Donner un jour de congé à un collègue par altruisme…

19 novembre 2015

 

C’est l’idée de la proposition de Loi qui a été déposée par les parlementaires fédéraux MR Sybille de Coster-Bauchau, Olivier Chastel, Denis Ducarme

Beaucoup d’entre nous ont une ou des connaissance(s) dont l’un des enfants est gravement malade, et dont les soins nécessitent de fréquents et longs séjours à l’hôpital ainsi qu’une présence constante et réconfortante à leur côté. L’une des ressources les plus nécessaires pour les parents dont le fils ou la fille est atteint d’une maladie grave est souvent le temps.Pour y pourvoir, les parents ont d’abord recours à leurs jours de congés légaux et extra-légaux, puis ils peuvent faire appel à un important éventail d’allocations compensatoires et de nombreuses possibilités de prises de congés supplémentaires.

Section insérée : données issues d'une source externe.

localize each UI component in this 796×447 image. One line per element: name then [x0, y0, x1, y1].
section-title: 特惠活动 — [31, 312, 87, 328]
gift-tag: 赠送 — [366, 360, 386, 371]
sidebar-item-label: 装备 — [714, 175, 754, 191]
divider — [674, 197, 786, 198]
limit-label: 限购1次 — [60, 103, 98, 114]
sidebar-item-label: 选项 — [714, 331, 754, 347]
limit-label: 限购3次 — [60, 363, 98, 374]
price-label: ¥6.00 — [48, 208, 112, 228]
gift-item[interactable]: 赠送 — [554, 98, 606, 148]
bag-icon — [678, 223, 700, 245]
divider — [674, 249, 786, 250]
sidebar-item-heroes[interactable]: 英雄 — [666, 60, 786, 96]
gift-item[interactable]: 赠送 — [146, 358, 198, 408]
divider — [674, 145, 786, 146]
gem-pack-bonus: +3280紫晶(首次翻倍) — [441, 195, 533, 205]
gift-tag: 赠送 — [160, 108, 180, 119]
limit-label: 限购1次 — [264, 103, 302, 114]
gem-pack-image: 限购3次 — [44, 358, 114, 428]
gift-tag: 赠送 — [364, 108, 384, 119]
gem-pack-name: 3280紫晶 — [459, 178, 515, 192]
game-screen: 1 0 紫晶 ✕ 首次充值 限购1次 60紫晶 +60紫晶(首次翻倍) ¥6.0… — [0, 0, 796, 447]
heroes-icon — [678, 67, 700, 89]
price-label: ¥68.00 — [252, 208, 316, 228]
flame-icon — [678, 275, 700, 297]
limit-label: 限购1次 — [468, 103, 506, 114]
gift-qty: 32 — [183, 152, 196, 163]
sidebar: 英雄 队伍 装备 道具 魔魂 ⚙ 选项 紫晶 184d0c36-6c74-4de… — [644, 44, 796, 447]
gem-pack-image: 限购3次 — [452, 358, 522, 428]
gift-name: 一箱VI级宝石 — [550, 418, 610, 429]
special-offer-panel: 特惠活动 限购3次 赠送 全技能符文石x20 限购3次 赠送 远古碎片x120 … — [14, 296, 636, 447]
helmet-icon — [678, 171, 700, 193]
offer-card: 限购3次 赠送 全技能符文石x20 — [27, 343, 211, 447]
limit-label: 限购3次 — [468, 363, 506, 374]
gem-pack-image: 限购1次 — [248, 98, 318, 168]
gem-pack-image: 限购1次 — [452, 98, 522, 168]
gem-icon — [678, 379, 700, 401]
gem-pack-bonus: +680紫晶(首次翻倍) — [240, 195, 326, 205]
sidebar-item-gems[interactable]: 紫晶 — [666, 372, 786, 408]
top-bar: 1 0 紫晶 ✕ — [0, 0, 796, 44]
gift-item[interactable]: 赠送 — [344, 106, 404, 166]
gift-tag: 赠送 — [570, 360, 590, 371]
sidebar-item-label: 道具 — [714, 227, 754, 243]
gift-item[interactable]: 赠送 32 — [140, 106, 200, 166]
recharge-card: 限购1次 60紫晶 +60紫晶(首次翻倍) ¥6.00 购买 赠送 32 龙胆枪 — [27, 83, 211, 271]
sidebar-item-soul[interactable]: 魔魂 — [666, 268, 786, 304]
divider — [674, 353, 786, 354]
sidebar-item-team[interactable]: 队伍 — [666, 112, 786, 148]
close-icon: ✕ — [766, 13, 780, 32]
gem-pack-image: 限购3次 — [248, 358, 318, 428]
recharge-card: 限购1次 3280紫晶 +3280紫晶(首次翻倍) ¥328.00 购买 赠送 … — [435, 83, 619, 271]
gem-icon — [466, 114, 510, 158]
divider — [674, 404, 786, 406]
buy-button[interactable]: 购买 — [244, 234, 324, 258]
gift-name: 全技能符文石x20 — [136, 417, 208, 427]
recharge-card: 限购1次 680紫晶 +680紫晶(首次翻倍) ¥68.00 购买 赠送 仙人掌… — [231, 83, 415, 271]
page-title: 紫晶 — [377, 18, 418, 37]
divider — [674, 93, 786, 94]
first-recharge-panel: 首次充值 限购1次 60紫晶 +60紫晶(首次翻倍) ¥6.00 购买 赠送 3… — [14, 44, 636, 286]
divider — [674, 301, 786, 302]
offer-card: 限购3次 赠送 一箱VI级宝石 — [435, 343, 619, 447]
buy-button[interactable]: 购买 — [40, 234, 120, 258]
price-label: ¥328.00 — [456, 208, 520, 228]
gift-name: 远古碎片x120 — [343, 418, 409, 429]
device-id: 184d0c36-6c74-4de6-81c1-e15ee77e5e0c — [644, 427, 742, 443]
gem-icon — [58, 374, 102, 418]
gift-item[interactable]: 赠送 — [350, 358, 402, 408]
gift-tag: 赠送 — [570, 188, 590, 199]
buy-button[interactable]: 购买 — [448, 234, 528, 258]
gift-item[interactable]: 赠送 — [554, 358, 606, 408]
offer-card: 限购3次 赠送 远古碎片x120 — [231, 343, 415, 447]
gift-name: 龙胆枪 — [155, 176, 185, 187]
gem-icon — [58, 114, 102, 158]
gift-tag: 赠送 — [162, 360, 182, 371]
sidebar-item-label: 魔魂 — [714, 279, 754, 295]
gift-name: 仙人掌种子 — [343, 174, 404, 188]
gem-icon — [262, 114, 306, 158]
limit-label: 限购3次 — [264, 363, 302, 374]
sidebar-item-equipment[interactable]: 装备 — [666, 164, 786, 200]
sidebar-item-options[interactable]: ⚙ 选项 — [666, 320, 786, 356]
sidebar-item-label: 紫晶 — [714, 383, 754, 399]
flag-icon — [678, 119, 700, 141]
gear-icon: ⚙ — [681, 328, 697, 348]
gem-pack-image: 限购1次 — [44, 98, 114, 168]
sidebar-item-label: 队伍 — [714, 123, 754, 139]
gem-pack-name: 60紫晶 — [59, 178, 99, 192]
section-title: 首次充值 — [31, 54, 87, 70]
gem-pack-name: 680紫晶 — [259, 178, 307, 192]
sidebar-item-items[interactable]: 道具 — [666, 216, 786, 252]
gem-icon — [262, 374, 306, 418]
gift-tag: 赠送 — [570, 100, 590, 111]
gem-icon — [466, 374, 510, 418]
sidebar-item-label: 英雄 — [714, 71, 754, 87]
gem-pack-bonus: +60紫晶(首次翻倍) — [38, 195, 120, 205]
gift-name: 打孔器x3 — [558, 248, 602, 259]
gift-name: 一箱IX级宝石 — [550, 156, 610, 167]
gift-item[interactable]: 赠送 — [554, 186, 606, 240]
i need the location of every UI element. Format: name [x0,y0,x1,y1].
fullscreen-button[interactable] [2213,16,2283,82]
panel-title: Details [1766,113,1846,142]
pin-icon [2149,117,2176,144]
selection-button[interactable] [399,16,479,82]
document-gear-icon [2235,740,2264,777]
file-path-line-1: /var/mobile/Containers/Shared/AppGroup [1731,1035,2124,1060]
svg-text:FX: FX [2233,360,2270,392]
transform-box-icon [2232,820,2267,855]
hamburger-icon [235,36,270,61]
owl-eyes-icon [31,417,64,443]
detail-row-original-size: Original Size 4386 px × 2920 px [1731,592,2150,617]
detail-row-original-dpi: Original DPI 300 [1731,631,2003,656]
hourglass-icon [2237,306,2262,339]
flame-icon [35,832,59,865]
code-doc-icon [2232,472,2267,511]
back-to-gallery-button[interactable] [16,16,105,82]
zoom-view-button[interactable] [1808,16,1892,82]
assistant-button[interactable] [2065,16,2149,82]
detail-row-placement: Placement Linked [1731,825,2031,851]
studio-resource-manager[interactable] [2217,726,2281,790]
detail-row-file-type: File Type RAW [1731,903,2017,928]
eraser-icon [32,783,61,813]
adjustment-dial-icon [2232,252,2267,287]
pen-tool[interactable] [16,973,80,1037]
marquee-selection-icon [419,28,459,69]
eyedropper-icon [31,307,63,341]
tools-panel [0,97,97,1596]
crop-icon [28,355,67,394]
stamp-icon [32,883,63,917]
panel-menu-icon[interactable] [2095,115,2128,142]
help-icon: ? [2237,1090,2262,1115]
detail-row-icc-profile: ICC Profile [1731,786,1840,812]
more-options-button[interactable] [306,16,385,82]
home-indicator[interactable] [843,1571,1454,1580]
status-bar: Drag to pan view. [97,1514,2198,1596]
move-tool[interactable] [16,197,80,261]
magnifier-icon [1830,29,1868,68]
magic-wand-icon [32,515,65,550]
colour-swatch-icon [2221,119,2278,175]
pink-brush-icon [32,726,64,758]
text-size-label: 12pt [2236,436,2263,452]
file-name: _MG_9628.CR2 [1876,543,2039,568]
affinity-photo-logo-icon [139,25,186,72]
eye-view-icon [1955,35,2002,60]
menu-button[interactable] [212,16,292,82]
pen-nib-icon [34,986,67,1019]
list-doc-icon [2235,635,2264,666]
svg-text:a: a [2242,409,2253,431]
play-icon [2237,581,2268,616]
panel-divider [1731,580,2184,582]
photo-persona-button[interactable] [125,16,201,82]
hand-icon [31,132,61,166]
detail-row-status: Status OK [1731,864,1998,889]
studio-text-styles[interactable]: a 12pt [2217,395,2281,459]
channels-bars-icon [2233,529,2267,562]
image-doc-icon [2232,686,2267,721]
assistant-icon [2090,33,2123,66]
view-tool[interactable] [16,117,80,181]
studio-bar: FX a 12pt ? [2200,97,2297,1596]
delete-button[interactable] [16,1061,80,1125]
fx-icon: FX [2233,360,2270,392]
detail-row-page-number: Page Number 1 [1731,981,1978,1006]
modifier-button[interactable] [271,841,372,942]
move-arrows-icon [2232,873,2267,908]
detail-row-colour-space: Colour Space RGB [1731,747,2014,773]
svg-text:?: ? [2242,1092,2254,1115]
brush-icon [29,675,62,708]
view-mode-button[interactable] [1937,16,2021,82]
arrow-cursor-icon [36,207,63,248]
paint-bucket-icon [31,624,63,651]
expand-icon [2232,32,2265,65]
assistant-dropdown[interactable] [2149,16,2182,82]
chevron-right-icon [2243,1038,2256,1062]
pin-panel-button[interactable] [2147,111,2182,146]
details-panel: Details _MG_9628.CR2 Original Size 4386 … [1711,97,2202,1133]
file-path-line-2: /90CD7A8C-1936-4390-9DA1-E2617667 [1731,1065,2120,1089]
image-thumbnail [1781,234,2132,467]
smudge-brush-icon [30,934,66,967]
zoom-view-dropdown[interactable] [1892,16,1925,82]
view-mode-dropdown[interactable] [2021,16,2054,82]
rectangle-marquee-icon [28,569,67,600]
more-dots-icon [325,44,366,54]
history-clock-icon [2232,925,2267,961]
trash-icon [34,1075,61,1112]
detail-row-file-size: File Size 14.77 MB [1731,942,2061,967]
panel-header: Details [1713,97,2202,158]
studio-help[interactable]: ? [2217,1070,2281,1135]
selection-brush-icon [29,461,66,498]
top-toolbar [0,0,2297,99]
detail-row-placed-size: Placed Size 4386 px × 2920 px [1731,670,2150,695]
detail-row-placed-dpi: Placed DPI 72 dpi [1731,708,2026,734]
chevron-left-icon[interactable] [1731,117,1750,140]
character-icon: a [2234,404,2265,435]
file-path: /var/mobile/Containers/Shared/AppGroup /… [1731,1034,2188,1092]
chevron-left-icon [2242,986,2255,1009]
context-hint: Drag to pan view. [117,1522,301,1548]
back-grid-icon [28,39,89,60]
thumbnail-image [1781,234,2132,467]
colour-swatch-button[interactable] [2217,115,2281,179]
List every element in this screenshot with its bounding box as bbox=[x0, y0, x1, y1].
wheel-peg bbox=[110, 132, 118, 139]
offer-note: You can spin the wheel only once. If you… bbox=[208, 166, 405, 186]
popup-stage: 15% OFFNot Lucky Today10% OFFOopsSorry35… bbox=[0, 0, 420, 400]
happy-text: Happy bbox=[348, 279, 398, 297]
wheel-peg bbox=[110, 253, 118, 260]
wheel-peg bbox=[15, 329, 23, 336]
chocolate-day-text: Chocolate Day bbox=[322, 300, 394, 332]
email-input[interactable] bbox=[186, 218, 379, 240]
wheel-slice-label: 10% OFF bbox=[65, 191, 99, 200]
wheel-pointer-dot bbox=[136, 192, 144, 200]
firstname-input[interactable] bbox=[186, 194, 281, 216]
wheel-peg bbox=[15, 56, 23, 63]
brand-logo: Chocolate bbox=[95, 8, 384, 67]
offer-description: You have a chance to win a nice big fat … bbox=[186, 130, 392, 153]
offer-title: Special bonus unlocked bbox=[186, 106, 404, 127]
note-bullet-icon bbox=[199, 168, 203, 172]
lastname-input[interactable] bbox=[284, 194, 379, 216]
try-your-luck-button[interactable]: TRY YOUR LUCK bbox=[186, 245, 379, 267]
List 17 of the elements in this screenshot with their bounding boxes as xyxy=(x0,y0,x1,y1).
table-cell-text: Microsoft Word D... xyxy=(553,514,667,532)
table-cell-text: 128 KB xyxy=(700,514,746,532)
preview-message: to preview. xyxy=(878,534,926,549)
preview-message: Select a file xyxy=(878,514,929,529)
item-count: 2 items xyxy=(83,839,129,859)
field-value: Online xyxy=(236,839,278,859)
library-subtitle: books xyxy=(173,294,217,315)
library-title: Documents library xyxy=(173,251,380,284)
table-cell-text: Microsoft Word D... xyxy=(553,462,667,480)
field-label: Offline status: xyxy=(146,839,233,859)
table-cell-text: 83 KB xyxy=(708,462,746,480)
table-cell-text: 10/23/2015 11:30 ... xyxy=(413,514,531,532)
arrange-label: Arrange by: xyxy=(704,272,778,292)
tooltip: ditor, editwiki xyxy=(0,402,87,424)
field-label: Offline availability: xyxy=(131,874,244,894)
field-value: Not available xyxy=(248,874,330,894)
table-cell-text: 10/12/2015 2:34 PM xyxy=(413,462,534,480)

Cependant, cela reste souvent insuffisant et les allocations offertes sont loin de couvrir le manque à gagner salarial, d’autant que les dépenses induites par les soins donnés à l’enfant malade ont un impact certain sur les finances de la famille. Sans nous laisser indifférents, ces situations dramatiques nous rendent parfois bien impuissants. Et si, demain, il était possible de faire quelque chose ? La proposition, inspirée d’une loi votée en France en 2014, vise à autoriser les travailleurs, au sein d’une même entreprise ou administration, à donner certains de leurs jours de congés extra-légaux à l’un de leurs collègues dont un enfant de moins de 21 ans est victime d’une maladie ou d’un accident grave. Evidemment, un encadrement est nécessaire, notamment pour assurer la continuité du fonctionnement de l’entreprise ou de l’administration dans laquelle le don a lieu. Ainsi, l’accord du patron devra être nécessaire. « Par ailleurs, la question de l’anonymat et du caractère volontaire de ce don a joué un rôle essentiel dans notre réflexion. Il n’est pas question que des pressions morales puissent s’exercer au sein d’une entreprise, pointant du doigt l’un ou l’autre parce qu’il n’a pas participé au don en faveur d’untel ou d’untel. Par ailleurs, il faut également protéger la pudeur que certains donneurs voudront sans doute conserver. Le choix et les raisons de chacun doivent être respectés.» précise Sybille de Coster-Bauchau, à l’origine du texte. Ainsi, l’entreprise sera responsable de préserver la discrétion sur l’identité des donneurs. Rendre la compassion très concrète et humaniser la solidarité interpersonnelle, voilà deux des objectifs de cette proposition de Loi.